Charles Howard Wright was a Detroit physician and founder of the Charles H. Wright Museum of African American History. He was born on September 18, 1918, in Dothan, Alabama and attended the State Teachers College (later known as Alabama State College, and now Alabama State University), and then Meharry Medical University, from which he graduated in 1943.
Wright practiced general medicine in Detroit, Michigan from 1946 to 1950, when he heard of a position at Harlem Hospital in obstetrics and gynecology. Wright had wanted to study obstetrics and gynecology at medical school but because the classes were full had settled for two internships in pathology: one at Harlem Hospital in New York City, and the second at Cleveland City Hospital in Cleveland, Ohio. He completed his residency in New York in 1953 and returned to Detroit where he received admitting privileges at Hutzel Women’s Hospital, gaining his license as a general surgeon and OB/GYN specialist in 1955.
During his career Wright was chief resident at Harper-Grace Hospital, chief resident at Sinai Hospital, and assistant professor of OB-GYN at Wayne State University School of Medicine. He also served as chief surgeon at Hutzel Hospital until his retirement in 1986.
A lifelong member of the NAACP, Dr. Wright served as their physician during the 1965 civil rights marches in Louisiana. The year prior he had conducted medical research in West Africa, which gave him access to many African artifacts, some of which would be displayed in the International Afro-American Museum, which he opened in 1965. The work also led to his establishing the African Medical Education Fund through the Detroit Medical Society.
Passionately focused on health outcomes in the Black community in Detroit, Wright wrote in 1995, The National Medical Association Demands Equal Opportunity: Nothing More Nothing Less. His earlier books focused on activist and actor Paul Robeson: Robeson: Labor’s Forgotten Champion (1975), and The Peace Advocacy of Paul Robeson (1984).

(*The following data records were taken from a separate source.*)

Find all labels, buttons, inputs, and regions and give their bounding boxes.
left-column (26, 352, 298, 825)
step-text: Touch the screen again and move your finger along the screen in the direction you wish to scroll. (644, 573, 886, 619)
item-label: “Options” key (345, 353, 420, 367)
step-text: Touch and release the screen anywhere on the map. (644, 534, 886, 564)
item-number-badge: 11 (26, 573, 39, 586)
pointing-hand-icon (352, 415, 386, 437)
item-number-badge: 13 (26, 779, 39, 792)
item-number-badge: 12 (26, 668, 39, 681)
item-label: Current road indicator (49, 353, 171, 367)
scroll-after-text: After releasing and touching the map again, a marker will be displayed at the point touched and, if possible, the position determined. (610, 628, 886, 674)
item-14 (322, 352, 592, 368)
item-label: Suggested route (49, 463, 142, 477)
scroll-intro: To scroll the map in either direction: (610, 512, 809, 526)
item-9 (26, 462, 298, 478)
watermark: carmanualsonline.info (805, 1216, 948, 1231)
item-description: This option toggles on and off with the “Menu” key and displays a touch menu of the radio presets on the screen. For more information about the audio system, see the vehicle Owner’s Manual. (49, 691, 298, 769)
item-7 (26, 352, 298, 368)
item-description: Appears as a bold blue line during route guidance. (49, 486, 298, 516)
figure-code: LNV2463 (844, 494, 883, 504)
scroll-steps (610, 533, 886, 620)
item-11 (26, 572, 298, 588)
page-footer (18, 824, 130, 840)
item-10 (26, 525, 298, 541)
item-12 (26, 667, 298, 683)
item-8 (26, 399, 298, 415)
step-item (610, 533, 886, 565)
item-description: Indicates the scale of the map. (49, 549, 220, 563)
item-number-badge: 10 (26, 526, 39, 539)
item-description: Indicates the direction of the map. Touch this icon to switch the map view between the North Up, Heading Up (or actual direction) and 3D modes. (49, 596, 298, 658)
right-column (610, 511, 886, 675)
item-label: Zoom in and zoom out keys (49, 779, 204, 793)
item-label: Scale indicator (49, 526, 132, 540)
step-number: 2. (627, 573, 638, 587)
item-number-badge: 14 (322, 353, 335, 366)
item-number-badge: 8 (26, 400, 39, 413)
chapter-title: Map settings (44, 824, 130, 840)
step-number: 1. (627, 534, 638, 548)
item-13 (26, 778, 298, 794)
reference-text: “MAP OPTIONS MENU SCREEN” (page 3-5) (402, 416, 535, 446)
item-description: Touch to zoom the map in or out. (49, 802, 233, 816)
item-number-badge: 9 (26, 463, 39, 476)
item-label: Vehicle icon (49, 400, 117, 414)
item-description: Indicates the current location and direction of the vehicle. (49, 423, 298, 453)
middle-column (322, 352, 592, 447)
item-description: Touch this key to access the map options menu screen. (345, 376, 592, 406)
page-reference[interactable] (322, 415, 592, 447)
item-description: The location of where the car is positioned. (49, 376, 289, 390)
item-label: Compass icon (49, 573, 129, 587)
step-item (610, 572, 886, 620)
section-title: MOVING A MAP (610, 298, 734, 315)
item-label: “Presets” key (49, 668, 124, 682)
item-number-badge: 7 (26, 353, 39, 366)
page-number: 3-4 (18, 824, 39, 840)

Among Dr. Wright’s many achievements is opening one of the first museums of Black history in the United States, which he personally financed by donating $1,000 to pay for costs and staff. Recognizing the need for building up the self-pride of Black Americans, an exhibit from the museum toured Michigan a year after the museum’s opening, with the popularity of its contents leading the city of Detroit to grant land for the construction of a new museum in 1978. Almost a decade later the Museum of African American History opened in Midtown a 28,000-square-foot building in the University Cultural Center. In 1997 the museum was expanded with voter-approved construction bonds to encompass 120,000 square feet, making it the world’s second-largest museum of Black history after the Smithsonian Museum of African American History and Culture in Washington, D.C. In 1998 the Detroit museum was renamed the Charles H. Wright Museum of African American History.
Charles H. Wright was married to Louise Lovett Wright until her death in 1985, then to Roberta Hughes who survived him after his death from a heart attack at age 83 on March 7, 2002.